Blandest Game of the Year
| Year | Game(s) | Notes |
|---|---|---|
| 2015 | Halo 5: Guardians |  |
| 2016 | No Man's Sky |  |
| 2017 | Star Wars Battlefront II |  |
| 2018 | Conan Exiles |  |
| 2019 | Anthem |  |
| 2020 | Marvel's Avengers |  |
| 2021 | Medal of Honor: Above and Beyond |  |
| 2022 | Saints Row |  |

==Reception==
In his 2008 review of The Witcher, Croshaw sarcastically referred to the PC gaming community as "the glorious PC gaming master race", intending to criticize the perceived elitist attitudes in that community. The phrase has since become an internet meme, and has been appropriated and championed by that community. In a 2018 review of Kingdom Come: Deliverance, Croshaw explained that he regretted calling the community "PC master race" instead of "dick-slurp all-stars," citing a continuation of the behavior that originally prompted the term.

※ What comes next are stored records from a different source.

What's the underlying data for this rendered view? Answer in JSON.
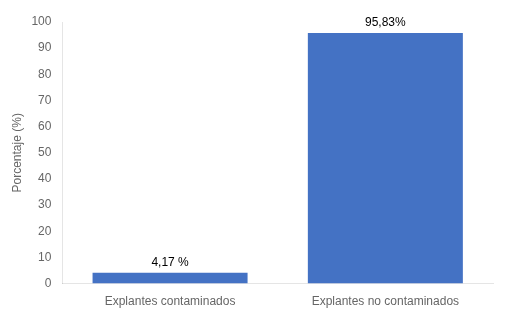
{
  "chart_data": {
    "type": "bar",
    "categories": [
      "Explantes contaminados",
      "Explantes no contaminados"
    ],
    "values": [
      4.17,
      95.83
    ],
    "value_labels": [
      "4,17 %",
      "95,83%"
    ],
    "data_labels": true,
    "color": "#4472c4",
    "ylabel": "Porcentaje (%)",
    "ylim": [
      0,
      100
    ],
    "yticks": [
      0,
      10,
      20,
      30,
      40,
      50,
      60,
      70,
      80,
      90,
      100
    ],
    "grid": false
  }
}
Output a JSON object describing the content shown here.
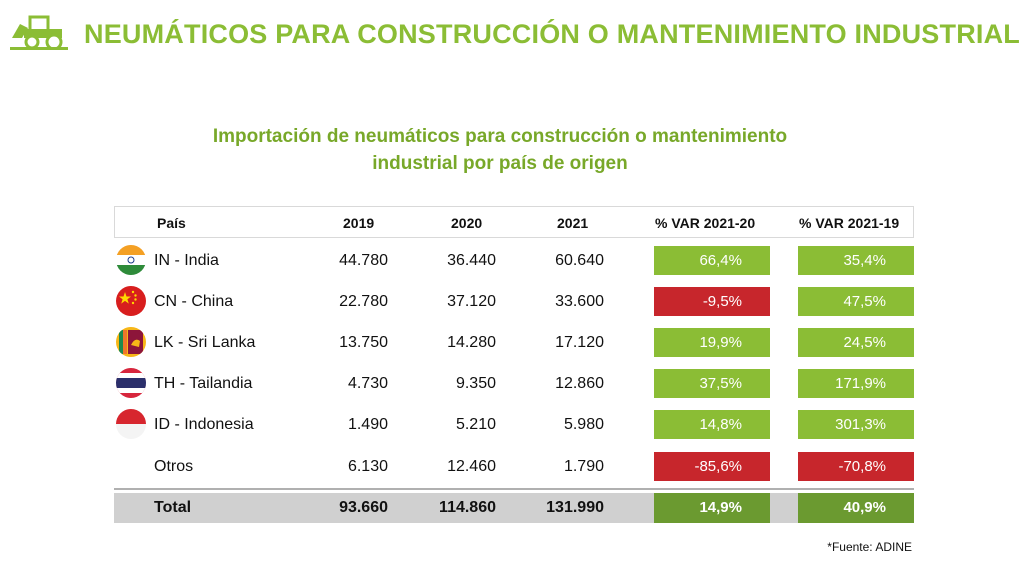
{
  "header": {
    "title": "NEUMÁTICOS PARA CONSTRUCCIÓN O MANTENIMIENTO INDUSTRIAL",
    "icon": "tractor-icon",
    "accent_color": "#8bbd35"
  },
  "subtitle": {
    "line1": "Importación de neumáticos para construcción o mantenimiento",
    "line2": "industrial por país de origen"
  },
  "table": {
    "columns": [
      "País",
      "2019",
      "2020",
      "2021",
      "% VAR 2021-20",
      "% VAR 2021-19"
    ],
    "rows": [
      {
        "country": "IN - India",
        "flag": "india-flag-icon",
        "y2019": "44.780",
        "y2020": "36.440",
        "y2021": "60.640",
        "var2120": "66,4%",
        "var2119": "35,4%"
      },
      {
        "country": "CN - China",
        "flag": "china-flag-icon",
        "y2019": "22.780",
        "y2020": "37.120",
        "y2021": "33.600",
        "var2120": "-9,5%",
        "var2119": "47,5%"
      },
      {
        "country": "LK - Sri Lanka",
        "flag": "sri-lanka-flag-icon",
        "y2019": "13.750",
        "y2020": "14.280",
        "y2021": "17.120",
        "var2120": "19,9%",
        "var2119": "24,5%"
      },
      {
        "country": "TH - Tailandia",
        "flag": "thailand-flag-icon",
        "y2019": "4.730",
        "y2020": "9.350",
        "y2021": "12.860",
        "var2120": "37,5%",
        "var2119": "171,9%"
      },
      {
        "country": "ID - Indonesia",
        "flag": "indonesia-flag-icon",
        "y2019": "1.490",
        "y2020": "5.210",
        "y2021": "5.980",
        "var2120": "14,8%",
        "var2119": "301,3%"
      },
      {
        "country": "Otros",
        "flag": "",
        "y2019": "6.130",
        "y2020": "12.460",
        "y2021": "1.790",
        "var2120": "-85,6%",
        "var2119": "-70,8%"
      }
    ],
    "total": {
      "country": "Total",
      "y2019": "93.660",
      "y2020": "114.860",
      "y2021": "131.990",
      "var2120": "14,9%",
      "var2119": "40,9%"
    },
    "colors": {
      "positive": "#8bbd35",
      "negative": "#c7262c",
      "total": "#6b9a30"
    }
  },
  "source": "*Fuente: ADINE"
}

Croshaw's negative review of Super Smash Bros. Brawl in 2008 was poorly received by fans of the game. He claimed to have received a disproportionate amount of hate mail following the review, and dedicated an episode to highlight and respond to various e-mails that he had allegedly received in response to it.

In 2009, Croshaw reviewed Prototype by comparing it to InFamous, attempting to decide which game was better. Unable to determine a victor, he jokingly suggested that the developers of each game send him artwork of the opposing game's main character wearing lingerie in order to claim the award. Radical Entertainment and Sucker Punch – the respective developers – unexpectedly complied with the challenge, prompting Croshaw to declare InFamous the winner after judging the quality of the images.

In 2013, Croshaw came under fire after an episode of Zero Punctuation on Papers, Please contained a metaphor that was viewed as transphobic. Croshaw agreed with the criticism and apologized, expressing regret towards making the statement. The offending remark was retroactively omitted from the video.

Croshaw was one of the founders of the Mana Bar, a video gaming lounge in Brisbane that operated from 2010 until 2015. Croshaw's popularity through Zero Punctuation has been credited with the initial success of the establishment.